I know the Kiszka brothers are capable of making music that can connect to everybody. Hell, "Highway Song" is a pretty rollicking tune - and they got this far with their Zeppelin super-worship. I want a little more support for them - I don't want people to write them off as the one-hit wonders to be relegated to the bargain bins, with a few minor hits here and there. I want them to change the world with their music - and, yes, I want them to listen to something other than the same worn-out copy of Physical Graffiti, but I want them to find what Greta Van Fleet actually is. I know these guys are capable of more than being the Skynet-Taco Bell-Walt Disney of classic rock revival - I want people to at least have that sentiment. I don't want the same fate that befell Silverchair to happen to them.

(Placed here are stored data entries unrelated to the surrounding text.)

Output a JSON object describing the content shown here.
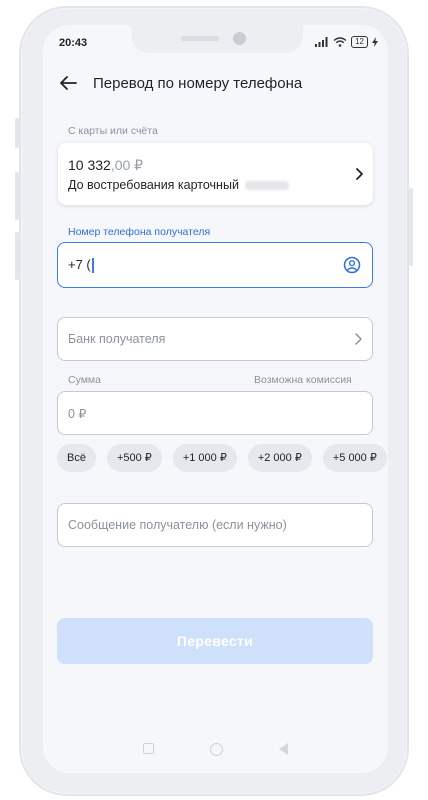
{
  "status_bar": {
    "time": "20:43",
    "battery": "12"
  },
  "header": {
    "title": "Перевод по номеру телефона"
  },
  "source": {
    "label": "С карты или счёта",
    "amount_main": "10 332",
    "amount_decimal": ",00 ₽",
    "account_name": "До востребования карточный"
  },
  "phone": {
    "label": "Номер телефона получателя",
    "value": "+7 ("
  },
  "bank": {
    "placeholder": "Банк получателя"
  },
  "sum": {
    "label": "Сумма",
    "commission": "Возможна комиссия",
    "placeholder": "0 ₽"
  },
  "chips": [
    "Всё",
    "+500 ₽",
    "+1 000 ₽",
    "+2 000 ₽",
    "+5 000 ₽"
  ],
  "message": {
    "placeholder": "Сообщение получателю (если нужно)"
  },
  "submit": {
    "label": "Перевести"
  },
  "colors": {
    "accent": "#3d7be8",
    "submit_disabled": "#cfe0fb",
    "background": "#f6f7fb"
  }
}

As great of an album Diorama is, I wish people didn't reject them back in 1995 because, with our support and our embrace, they could've been even better.
And Josh, Jacob, Sam, and non-brother Daniel: yes, the world will appear like it's against you and, honestly, there's some truth to that. People often want a bit of variation to the same-old-same-old. But don't take that as people dissuading you from being your best selves, that you're nothing more than the band who wrote "Highway Song" and nothing more. I know you guys are capable of more - and I can see that based on the fact that you busted your asses, got up on stage, and managed to make that song into a sleeper hit. Remember: when something seems like it's never gonna let up, be it the hyperbolic reactions to your existence or the fact that it seems cool to rag on you (and trust me - it's easy to get swept up in the whole thing), just remember that it will get better as long as you devote yourself to getting better. If you know what you're doing and you stick to it, the darkness will let up. Take it from Daniel Johns - he's been in your shoes.